The museum at Pierre and Third streets will be a three-story, 50,000-square-foot building that will display a mix of traditional and digital art. The digital portion of the museum will project images of art, so people can see touch and set foot in the art, with inspiration drawn from the immersive exhibits at Paris’ l’Atelier des Lumieres museum.
The DeBruyns said in May that they expect the museum to open by spring 2024.
Tracey said the family had talked about building a museum for years. She thanked Ron Bowman and Stan Zukowfsky, both of Scottsdale, Arizona, for helping get the project off the ground. She said Bowman and Zukowsky came to them and donated their entire art collection and said, “Let’s get going.”

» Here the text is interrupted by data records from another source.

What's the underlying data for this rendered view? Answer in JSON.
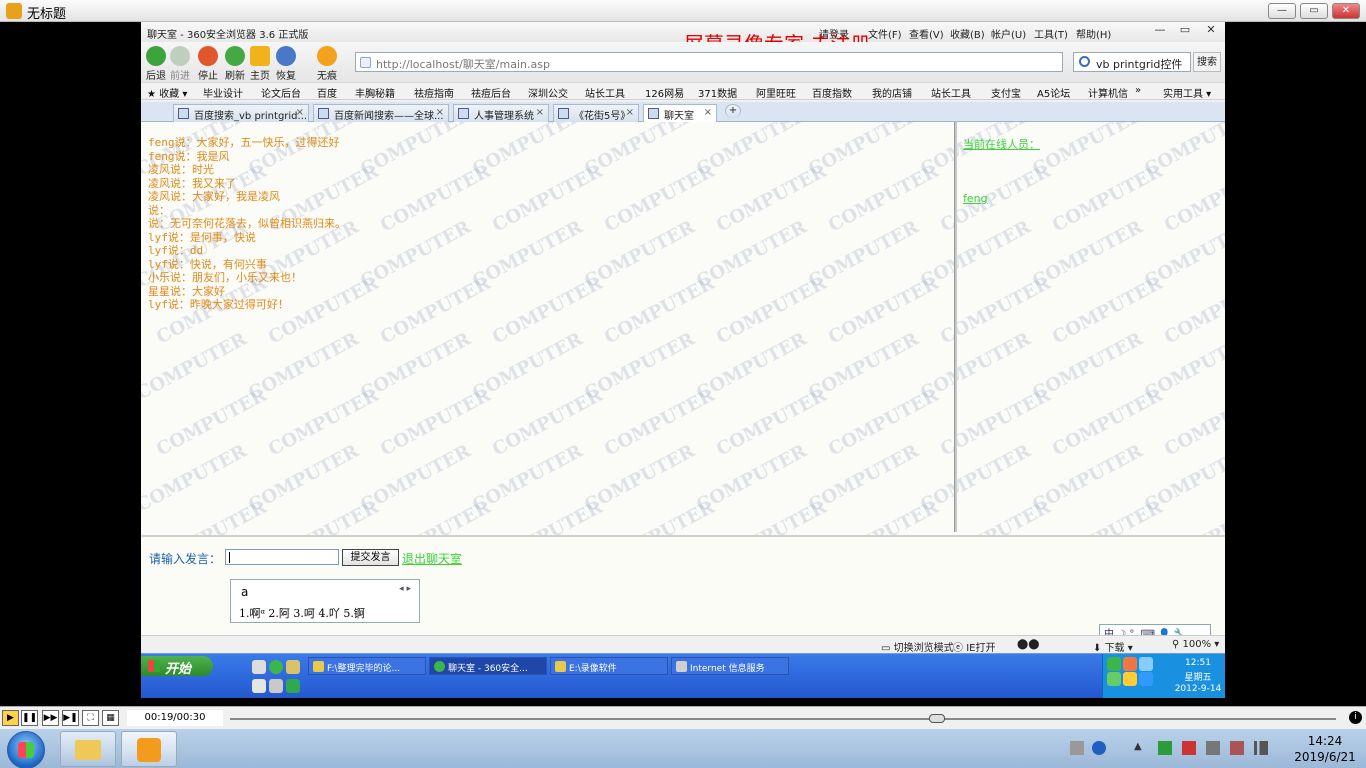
{
  "player": {
    "title": "无标题",
    "time": "00:19/00:30",
    "progress": 0.63
  },
  "browser": {
    "window_title": "聊天室 - 360安全浏览器 3.6 正式版",
    "watermark": "屏幕录像专家 未注册",
    "menus": [
      "请登录",
      "文件(F)",
      "查看(V)",
      "收藏(B)",
      "帐户(U)",
      "工具(T)",
      "帮助(H)"
    ],
    "nav": {
      "back": "后退",
      "forward": "前进",
      "stop": "停止",
      "refresh": "刷新",
      "home": "主页",
      "restore": "恢复",
      "traceless": "无痕"
    },
    "address": "http://localhost/聊天室/main.asp",
    "brand": "360",
    "search_value": "vb printgrid控件",
    "search_button": "搜索",
    "favorites_label": "收藏",
    "favorites": [
      "毕业设计",
      "论文后台",
      "百度",
      "丰胸秘籍",
      "祛痘指南",
      "祛痘后台",
      "深圳公交",
      "站长工具",
      "126网易",
      "371数据",
      "阿里旺旺",
      "百度指数",
      "我的店铺",
      "站长工具",
      "支付宝",
      "A5论坛",
      "计算机信"
    ],
    "favorites_more": "»",
    "tools_label": "实用工具",
    "tabs": [
      {
        "label": "百度搜索_vb printgrid..."
      },
      {
        "label": "百度新闻搜索——全球..."
      },
      {
        "label": "人事管理系统"
      },
      {
        "label": "《花街5号》"
      },
      {
        "label": "聊天室"
      }
    ],
    "status": {
      "mode": "切换浏览模式",
      "ie": "IE打开",
      "download": "下载",
      "zoom": "100%"
    }
  },
  "chat": {
    "messages": [
      "feng说：大家好，五一快乐，过得还好",
      "feng说：我是风",
      "凌风说：时光",
      "凌风说：我又来了",
      "凌风说：大家好，我是凌风",
      "说：",
      "说：无可奈何花落去，似曾相识燕归来。",
      "lyf说：是何事，快说",
      "lyf说：dd",
      "lyf说：快说，有何兴事",
      "小乐说：朋友们，小乐又来也！",
      "星星说：大家好",
      "lyf说：昨晚大家过得可好！"
    ],
    "online_title": "当前在线人员：",
    "online_users": [
      "feng"
    ],
    "prompt_label": "请输入发言：",
    "input_value": "",
    "submit_label": "提交发言",
    "leave_label": "退出聊天室",
    "bg_watermark": "COMPUTER"
  },
  "ime": {
    "composition": "a",
    "candidates": "1.啊ᵅ 2.阿 3.呵 4.吖 5.锕",
    "toolbar": "中 ☽ °, ⌨ 👤 🔧"
  },
  "inner_taskbar": {
    "start_label": "开始",
    "tasks": [
      "F:\\整理完毕的论...",
      "聊天室 - 360安全...",
      "E:\\录像软件",
      "Internet 信息服务"
    ],
    "time": "12:51",
    "weekday": "星期五",
    "date": "2012-9-14"
  },
  "taskbar": {
    "time": "14:24",
    "date": "2019/6/21"
  }
}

The DeBruyns will use sales tax revenue from the city’s STAR bond district to generate $23 million for the project. The DeBruyns secured $21 million in private donations for the museum.
Bob said research has shown beyond a shadow of a doubt that the arts are directly related to success, happiness and quality of life.

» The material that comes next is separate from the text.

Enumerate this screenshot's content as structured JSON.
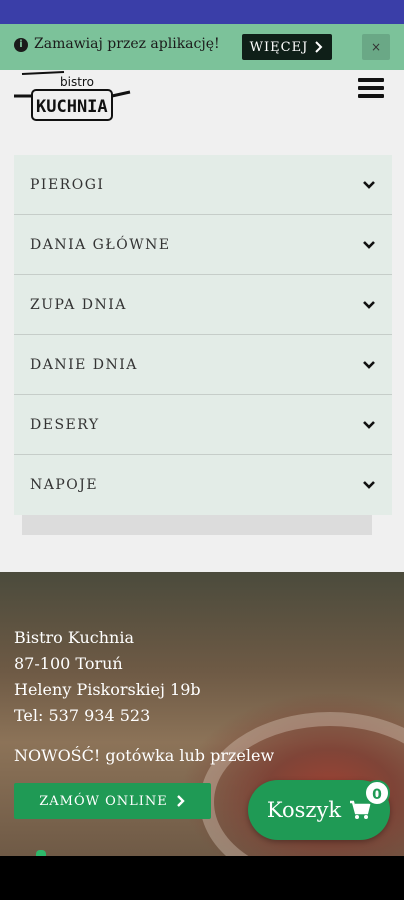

“This is the major reason that we’re building this museum,” he said. “We can now give parents the advice to get your kids and grandkids into visual and performing arts as fast as you possibly can.”

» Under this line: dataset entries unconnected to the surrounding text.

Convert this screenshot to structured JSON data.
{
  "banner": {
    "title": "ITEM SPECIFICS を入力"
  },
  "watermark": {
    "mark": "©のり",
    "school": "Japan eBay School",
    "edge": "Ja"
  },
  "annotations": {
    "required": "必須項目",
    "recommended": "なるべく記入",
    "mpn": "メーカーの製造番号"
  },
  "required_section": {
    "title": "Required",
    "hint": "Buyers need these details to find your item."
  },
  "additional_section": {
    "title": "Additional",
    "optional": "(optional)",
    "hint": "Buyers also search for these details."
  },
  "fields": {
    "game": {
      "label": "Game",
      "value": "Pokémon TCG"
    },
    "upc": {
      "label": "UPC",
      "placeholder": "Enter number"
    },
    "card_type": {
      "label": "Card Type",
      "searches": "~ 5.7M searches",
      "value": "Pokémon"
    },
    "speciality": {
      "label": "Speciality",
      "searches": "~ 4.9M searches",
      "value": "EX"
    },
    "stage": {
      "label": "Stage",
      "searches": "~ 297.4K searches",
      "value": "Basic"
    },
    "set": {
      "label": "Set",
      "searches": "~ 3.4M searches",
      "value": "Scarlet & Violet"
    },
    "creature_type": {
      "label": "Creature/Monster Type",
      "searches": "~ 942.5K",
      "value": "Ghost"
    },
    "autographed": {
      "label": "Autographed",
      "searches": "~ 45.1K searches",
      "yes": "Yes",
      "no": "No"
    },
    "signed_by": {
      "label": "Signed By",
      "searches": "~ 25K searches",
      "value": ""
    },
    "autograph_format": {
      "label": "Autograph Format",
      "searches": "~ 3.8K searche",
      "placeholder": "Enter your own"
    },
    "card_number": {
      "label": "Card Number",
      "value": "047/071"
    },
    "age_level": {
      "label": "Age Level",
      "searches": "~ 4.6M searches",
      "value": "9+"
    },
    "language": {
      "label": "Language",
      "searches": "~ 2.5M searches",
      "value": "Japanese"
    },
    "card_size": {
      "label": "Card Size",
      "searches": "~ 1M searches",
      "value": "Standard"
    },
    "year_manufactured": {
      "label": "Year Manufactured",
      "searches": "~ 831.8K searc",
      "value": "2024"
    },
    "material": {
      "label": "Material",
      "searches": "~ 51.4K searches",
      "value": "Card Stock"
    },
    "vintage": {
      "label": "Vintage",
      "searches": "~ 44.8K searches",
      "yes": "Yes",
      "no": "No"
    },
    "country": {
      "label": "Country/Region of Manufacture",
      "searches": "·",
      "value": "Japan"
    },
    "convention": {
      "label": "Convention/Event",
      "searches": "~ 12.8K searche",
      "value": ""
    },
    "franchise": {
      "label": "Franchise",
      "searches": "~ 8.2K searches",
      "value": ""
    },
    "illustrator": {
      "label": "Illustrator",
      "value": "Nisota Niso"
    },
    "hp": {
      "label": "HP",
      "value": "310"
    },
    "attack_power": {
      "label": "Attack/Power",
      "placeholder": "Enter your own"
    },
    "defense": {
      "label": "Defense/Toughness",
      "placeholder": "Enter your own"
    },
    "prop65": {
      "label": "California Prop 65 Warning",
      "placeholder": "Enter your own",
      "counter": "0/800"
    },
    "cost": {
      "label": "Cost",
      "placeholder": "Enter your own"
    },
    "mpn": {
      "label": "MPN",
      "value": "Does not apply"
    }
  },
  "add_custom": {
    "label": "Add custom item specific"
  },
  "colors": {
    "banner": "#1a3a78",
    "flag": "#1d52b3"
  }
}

Bob said to their knowledge, the Museum of Art and Light will become the first in the world that has both a traditional museum and a digital and immersive museum.
Lt. Gov. David Toland said the Museum of Art and Light will be a transformative institution not just for Manhattan and the Flint Hills area but for the state.
“The combination of having 21st-century technology, with the classics, with Renaissance-era paintings and beyond, is going to be something that is truly different and that is going to knock people’s socks off,” Toland said. “It’s going to bring a lot of money, put a lot of heads in beds here in Manhattan, and I think change the image of not only this region but our state as a whole.”
Toland went on to say the museum is going to connect Kansans of all ages to art and culture.
Jason Smith, president and CEO of the Manhattan Area Chamber of Commerce, said he had seen a lot of very good proposals over the years, but very few of them actually end up happening.
Smith said when he first heard about the museum, he thought it would be wonderful but didn’t think it would happen because ideas like the Museum of Art and Light don’t happen in middle America. He credited the DeBruyns.
“I want to tell you this, in my 30 years in this business, I’ve not seen two people more committed and persistent to seeing a project in a community for the betterment of the community,” he said.